Display aus den USA arbeitet nach dem Tintenfisch-Prinzip
Der Tintenfisch ist farbenblind, hat aber eine sensationell gute Art der Tarnung entwickelt. Selbst Hintergrund-Details bildet der Kopffüßler schemenhaft auf seinen Tentakeln ab. Wie macht Sepia officinalis das und was kann man damit in der Praxis anstellen?
John Rogers, Professor für Materialwissenschaften an der Universität von Illinois in Urbana-Champaign, ist begeistert von den Tarneigenschaften der Tintenfische. Nach dem biologischen Vorbild des Sepia officinalis arbeitet er an einem neuartigen Farbdisplay. „Die obere Schicht besteht aus einem künstlichen Farbstoff, der durch eine Temperaturerhöhung seine Farbe ändert, in unserem Fall von schwarz zu transparent“, erklärt Rogers. „Wir haben darin eine dichte Anordnung von Photodetektoren, und zwar einen Photodetektor pro Pixel. Diese Detektoren übernehmen die gleiche Aufgabe wie das lichtempfindliche Protein Opsin in der Haut der Tintenfische.“ Biologen gehen davon aus, dass das Opsin mit dafür verantwortlich ist, wie sich die Muskelfasern zusammenziehen, welche Farbe die Tintenfischhaut also annimmt.
Tintenfische nehmen Farben über die Haut wahr
Ein Doktorand der Bionik-Forschergruppe um Naomi Halas, Bob Zheng, wollte diese Farbwahrnehmung der Tintenfische über die Haut mit einem Gerät nachbilden.
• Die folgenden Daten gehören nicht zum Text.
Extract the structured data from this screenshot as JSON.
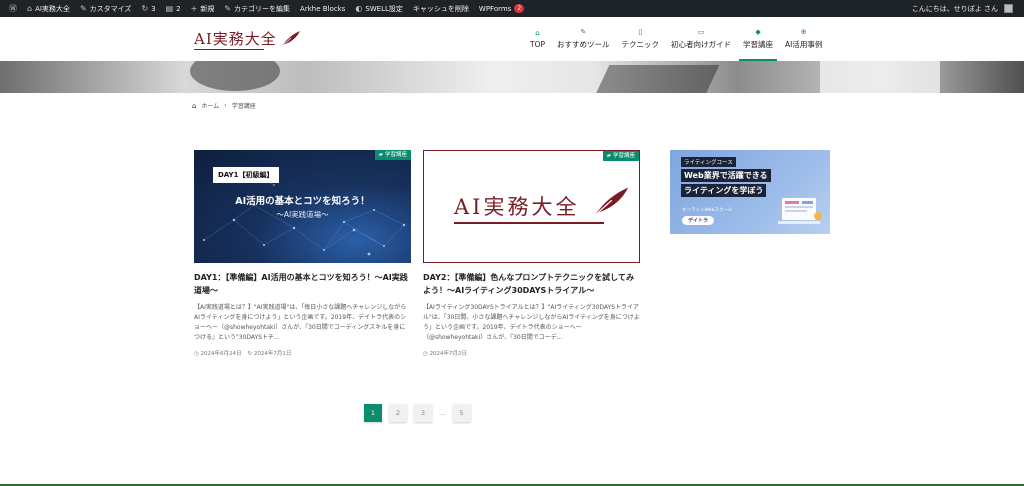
{
  "admin_bar": {
    "items": [
      {
        "icon": "wordpress-icon",
        "label": ""
      },
      {
        "icon": "home-icon",
        "label": "AI実務大全"
      },
      {
        "icon": "brush-icon",
        "label": "カスタマイズ"
      },
      {
        "icon": "refresh-icon",
        "label": "3"
      },
      {
        "icon": "comment-icon",
        "label": "2"
      },
      {
        "icon": "plus-icon",
        "label": "新規"
      },
      {
        "icon": "pencil-icon",
        "label": "カテゴリーを編集"
      },
      {
        "icon": "",
        "label": "Arkhe Blocks"
      },
      {
        "icon": "swell-icon",
        "label": "SWELL設定"
      },
      {
        "icon": "",
        "label": "キャッシュを削除"
      },
      {
        "icon": "",
        "label": "WPForms"
      }
    ],
    "wpforms_badge": "2",
    "greeting": "こんにちは、せりぽよ さん"
  },
  "header": {
    "logo_text": "AI実務大全",
    "nav": [
      {
        "icon": "home-icon",
        "label": "TOP"
      },
      {
        "icon": "star-icon",
        "label": "おすすめツール"
      },
      {
        "icon": "bookmark-icon",
        "label": "テクニック"
      },
      {
        "icon": "book-icon",
        "label": "初心者向けガイド"
      },
      {
        "icon": "graduation-cap-icon",
        "label": "学習講座"
      },
      {
        "icon": "search-icon",
        "label": "AI活用事例"
      }
    ]
  },
  "breadcrumb": {
    "home": "ホーム",
    "current": "学習講座"
  },
  "cards": [
    {
      "category": "学習講座",
      "thumb_tag": "DAY1【初級編】",
      "thumb_main": "AI活用の基本とコツを知ろう！",
      "thumb_sub": "〜AI実践道場〜",
      "title": "DAY1：【準備編】AI活用の基本とコツを知ろう！〜AI実践道場〜",
      "excerpt": "【AI実践道場とは？】\"AI実践道場\"は、「毎日小さな課題へチャレンジしながらAIライティングを身につけよう」という企画です。2019年、デイトラ代表のショーヘー（@showheyohtaki）さんが、『30日間でコーディングスキルを身につける』という\"30DAYSトチ...",
      "published": "2024年6月24日",
      "updated": "2024年7月1日"
    },
    {
      "category": "学習講座",
      "thumb_logo": "AI実務大全",
      "title": "DAY2：【準備編】色んなプロンプトテクニックを試してみよう！〜AIライティング30DAYSトライアル〜",
      "excerpt": "【AIライティング30DAYSトライアルとは？】\"AIライティング30DAYSトライアル\"は、「30日間、小さな課題へチャレンジしながらAIライティングを身につけよう」という企画です。2019年、デイトラ代表のショーヘー（@showheyohtaki）さんが、『30日間でコーデ...",
      "published": "2024年7月2日"
    }
  ],
  "banner": {
    "tag": "ライティングコース",
    "line1": "Web業界で活躍できる",
    "line2": "ライティングを学ぼう",
    "small": "オンラインWebスクール",
    "brand": "デイトラ"
  },
  "pagination": {
    "pages": [
      "1",
      "2",
      "3",
      "5"
    ],
    "dots": "…",
    "current": "1"
  },
  "colors": {
    "accent": "#0a8c6e",
    "brand": "#7a1c24",
    "admin_bar": "#1d2327"
  }
}
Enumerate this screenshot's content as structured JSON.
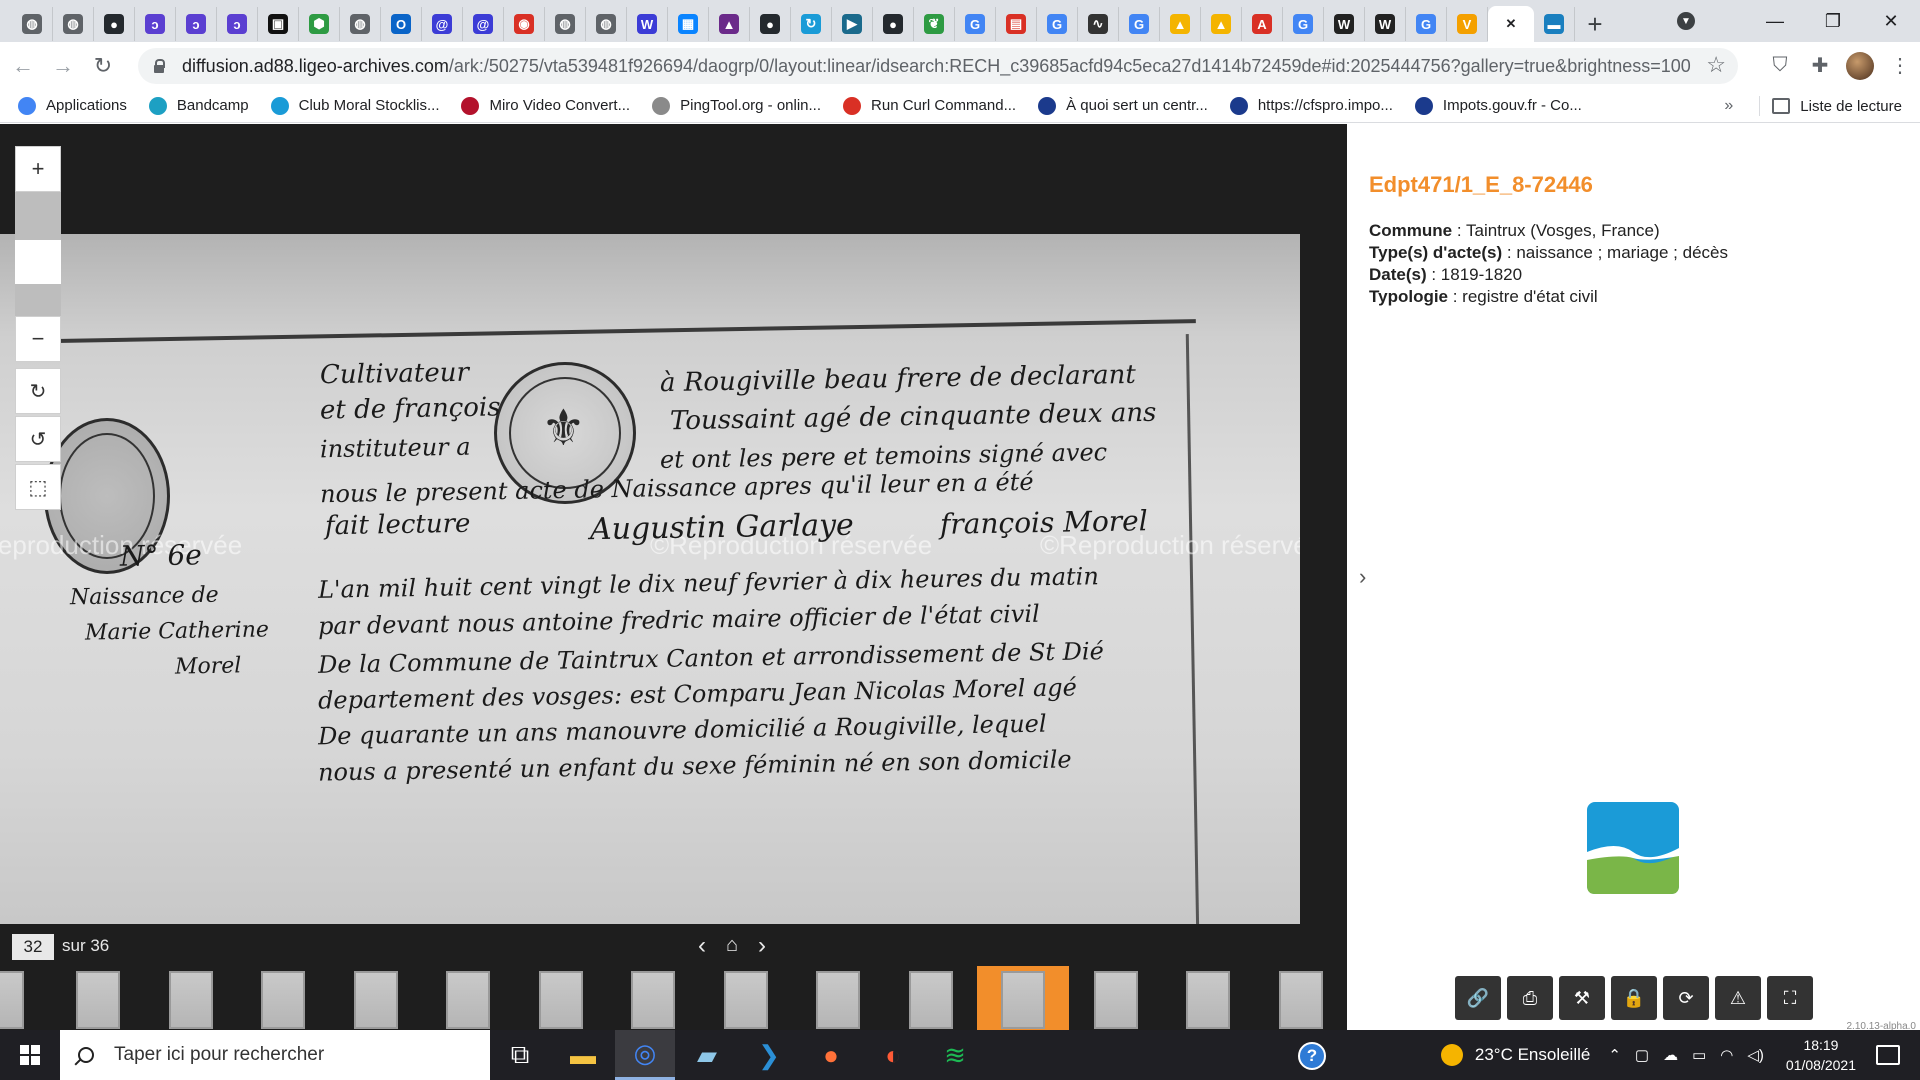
{
  "browser": {
    "tabs": [
      {
        "icon": "globe-icon",
        "color": "#5f6368",
        "glyph": "◍"
      },
      {
        "icon": "globe-icon",
        "color": "#5f6368",
        "glyph": "◍"
      },
      {
        "icon": "github-icon",
        "color": "#24292e",
        "glyph": "●"
      },
      {
        "icon": "bracket-icon",
        "color": "#5b3fd1",
        "glyph": "ↄ"
      },
      {
        "icon": "bracket-icon",
        "color": "#5b3fd1",
        "glyph": "ↄ"
      },
      {
        "icon": "bracket-icon",
        "color": "#5b3fd1",
        "glyph": "ↄ"
      },
      {
        "icon": "notion-icon",
        "color": "#111111",
        "glyph": "▣"
      },
      {
        "icon": "cube-icon",
        "color": "#2e9b43",
        "glyph": "⬢"
      },
      {
        "icon": "globe-icon",
        "color": "#5f6368",
        "glyph": "◍"
      },
      {
        "icon": "outlook-icon",
        "color": "#0a64c8",
        "glyph": "O"
      },
      {
        "icon": "webflow-icon",
        "color": "#3c3cd6",
        "glyph": "@"
      },
      {
        "icon": "webflow-icon",
        "color": "#3c3cd6",
        "glyph": "@"
      },
      {
        "icon": "record-icon",
        "color": "#d93025",
        "glyph": "◉"
      },
      {
        "icon": "globe-icon",
        "color": "#5f6368",
        "glyph": "◍"
      },
      {
        "icon": "globe-icon",
        "color": "#5f6368",
        "glyph": "◍"
      },
      {
        "icon": "webflow-icon",
        "color": "#3c3cd6",
        "glyph": "W"
      },
      {
        "icon": "windows-icon",
        "color": "#0a84ff",
        "glyph": "▦"
      },
      {
        "icon": "photo-icon",
        "color": "#6b2a8a",
        "glyph": "▲"
      },
      {
        "icon": "github-icon",
        "color": "#24292e",
        "glyph": "●"
      },
      {
        "icon": "refresh-app-icon",
        "color": "#1a9bd7",
        "glyph": "↻"
      },
      {
        "icon": "route-icon",
        "color": "#1b6a8c",
        "glyph": "▶"
      },
      {
        "icon": "github-icon",
        "color": "#24292e",
        "glyph": "●"
      },
      {
        "icon": "leaf-icon",
        "color": "#2e9b43",
        "glyph": "❦"
      },
      {
        "icon": "google-icon",
        "color": "#4285f4",
        "glyph": "G"
      },
      {
        "icon": "news-icon",
        "color": "#d93025",
        "glyph": "▤"
      },
      {
        "icon": "google-icon",
        "color": "#4285f4",
        "glyph": "G"
      },
      {
        "icon": "signature-icon",
        "color": "#333333",
        "glyph": "∿"
      },
      {
        "icon": "google-icon",
        "color": "#4285f4",
        "glyph": "G"
      },
      {
        "icon": "drive-icon",
        "color": "#f4b400",
        "glyph": "▲"
      },
      {
        "icon": "drive-icon",
        "color": "#f4b400",
        "glyph": "▲"
      },
      {
        "icon": "acrobat-icon",
        "color": "#d93025",
        "glyph": "A"
      },
      {
        "icon": "google-icon",
        "color": "#4285f4",
        "glyph": "G"
      },
      {
        "icon": "wikipedia-icon",
        "color": "#222222",
        "glyph": "W"
      },
      {
        "icon": "wikipedia-icon",
        "color": "#222222",
        "glyph": "W"
      },
      {
        "icon": "google-icon",
        "color": "#4285f4",
        "glyph": "G"
      },
      {
        "icon": "vivaldi-icon",
        "color": "#f4a000",
        "glyph": "V"
      },
      {
        "icon": "close-icon",
        "color": "#202124",
        "glyph": "✕",
        "active": true
      },
      {
        "icon": "ligeo-icon",
        "color": "#1a7fbf",
        "glyph": "▬"
      }
    ],
    "new_tab": "+",
    "url_host": "diffusion.ad88.ligeo-archives.com",
    "url_path": "/ark:/50275/vta539481f926694/daogrp/0/layout:linear/idsearch:RECH_c39685acfd94c5eca27d1414b72459de#id:2025444756?gallery=true&brightness=100.00&c...",
    "bookmarks": [
      {
        "label": "Applications",
        "icon": "apps-grid-icon",
        "color": "#4285f4"
      },
      {
        "label": "Bandcamp",
        "icon": "bandcamp-icon",
        "color": "#1da0c3"
      },
      {
        "label": "Club Moral Stocklis...",
        "icon": "club-icon",
        "color": "#1a9bd7"
      },
      {
        "label": "Miro Video Convert...",
        "icon": "miro-icon",
        "color": "#b3122c"
      },
      {
        "label": "PingTool.org - onlin...",
        "icon": "globe-icon",
        "color": "#8a8a8a"
      },
      {
        "label": "Run Curl Command...",
        "icon": "curl-icon",
        "color": "#d93025"
      },
      {
        "label": "À quoi sert un centr...",
        "icon": "flag-icon",
        "color": "#1b3a8c"
      },
      {
        "label": "https://cfspro.impo...",
        "icon": "impots-icon",
        "color": "#1b3a8c"
      },
      {
        "label": "Impots.gouv.fr - Co...",
        "icon": "impots-icon",
        "color": "#1b3a8c"
      }
    ],
    "bookmarks_more": "»",
    "reading_list": "Liste de lecture"
  },
  "viewer": {
    "zoom_in": "+",
    "zoom_out": "−",
    "rotate_right": "↻",
    "rotate_left": "↺",
    "select": "⬚",
    "page_current": "32",
    "page_total_label": "sur 36",
    "prev": "‹",
    "next": "›",
    "gallery": "⌂",
    "thumbnails_count": 14,
    "selected_thumbnail": 10,
    "watermark": "©Reproduction réservée",
    "handwriting": [
      "Cultivateur",
      "à Rougiville beau frere de declarant",
      "et de françois",
      "Toussaint agé de cinquante deux ans",
      "instituteur a",
      "et ont les pere et temoins signé avec",
      "nous le present acte de Naissance apres qu'il leur en a été",
      "fait lecture",
      "Augustin Garlaye",
      "françois Morel",
      "N° 6e",
      "L'an mil huit cent vingt le dix neuf fevrier à dix heures du matin",
      "par devant nous antoine fredric maire officier de l'état civil",
      "De la Commune de Taintrux Canton et arrondissement de St Dié",
      "departement des vosges: est Comparu Jean Nicolas Morel agé",
      "De quarante un ans manouvre domicilié a Rougiville, lequel",
      "nous a presenté un enfant du sexe féminin né en son domicile",
      "Naissance de",
      "Marie Catherine",
      "Morel"
    ]
  },
  "record": {
    "title": "Edpt471/1_E_8-72446",
    "fields": [
      {
        "label": "Commune",
        "value": " : Taintrux (Vosges, France)"
      },
      {
        "label": "Type(s) d'acte(s)",
        "value": " : naissance ; mariage ; décès"
      },
      {
        "label": "Date(s)",
        "value": " : 1819-1820"
      },
      {
        "label": "Typologie",
        "value": " : registre d'état civil"
      }
    ],
    "panel_toggle": "›",
    "version": "2.10.13-alpha.0",
    "actions": [
      {
        "name": "link-button",
        "icon": "link-icon",
        "glyph": "🔗"
      },
      {
        "name": "print-button",
        "icon": "printer-icon",
        "glyph": "⎙"
      },
      {
        "name": "tools-button",
        "icon": "hammer-icon",
        "glyph": "⚒"
      },
      {
        "name": "lock-button",
        "icon": "lock-icon",
        "glyph": "🔒"
      },
      {
        "name": "refresh-button",
        "icon": "refresh-icon",
        "glyph": "⟳"
      },
      {
        "name": "report-button",
        "icon": "warning-icon",
        "glyph": "⚠"
      },
      {
        "name": "fullscreen-button",
        "icon": "fullscreen-icon",
        "glyph": "⛶"
      }
    ]
  },
  "taskbar": {
    "search_placeholder": "Taper ici pour rechercher",
    "weather": "23°C Ensoleillé",
    "time": "18:19",
    "date": "01/08/2021",
    "apps": [
      {
        "name": "task-view",
        "icon": "task-view-icon",
        "color": "#ffffff",
        "glyph": "⧉"
      },
      {
        "name": "file-explorer",
        "icon": "folder-icon",
        "color": "#f5c342",
        "glyph": "▬"
      },
      {
        "name": "chrome",
        "icon": "chrome-icon",
        "color": "#4285f4",
        "glyph": "◎",
        "active": true
      },
      {
        "name": "notepad",
        "icon": "notepad-icon",
        "color": "#8ec7e8",
        "glyph": "▰"
      },
      {
        "name": "vscode",
        "icon": "vscode-icon",
        "color": "#2b8fd6",
        "glyph": "❯"
      },
      {
        "name": "firefox",
        "icon": "firefox-icon",
        "color": "#ff7139",
        "glyph": "●"
      },
      {
        "name": "app-orange",
        "icon": "compass-icon",
        "color": "#ff5a36",
        "glyph": "◐"
      },
      {
        "name": "spotify",
        "icon": "spotify-icon",
        "color": "#1db954",
        "glyph": "≋"
      }
    ]
  }
}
Dabei entstand eher zufällig der neue farbsehende Photodetektor. Dafür wurde auf einen Silizium-Photodetektor eine dünne Schicht Aluminium aufgebracht, über der sich noch eine sehr viel dünnere Oxid-Schicht befand.
Und dann geschah ein Farbwunder: Diese Nanokonstruktion ergibt ein sogenanntes Plasmonen-Spaltgitter. Plasmonen sind Elektronen-Oberflächenschwingungen, die auf bestimmte Lichtwellenlängen und damit Farben reagieren.
So integriert diese Neuentwicklung die Farberkennung direkt in den Photodetektor, sie ist somit wesentlich kompatibler und auch einfacher als bisherige Verfahren. „Sie entspricht auch eher dem, wie Lebewesen Farben sehen“, sagt Naomi Halas.
Auf externen Filter kann verzichtet werden
Denn dieser Detektor reagiert ganz ohne externe Filter auf das Sonnenlicht, welches die Spektralempfindlichkeit des menschlichen Auges nachempfindet. Die Zapfenrezeptoren auf der Netzhaut unterscheiden zwischen rotem, grünen und blauem Licht. Durch die additive Überlagerung dieser drei Grundfarben entsteht im Auge des Menschen dann ein echtfarbiges Bild der Umgebung.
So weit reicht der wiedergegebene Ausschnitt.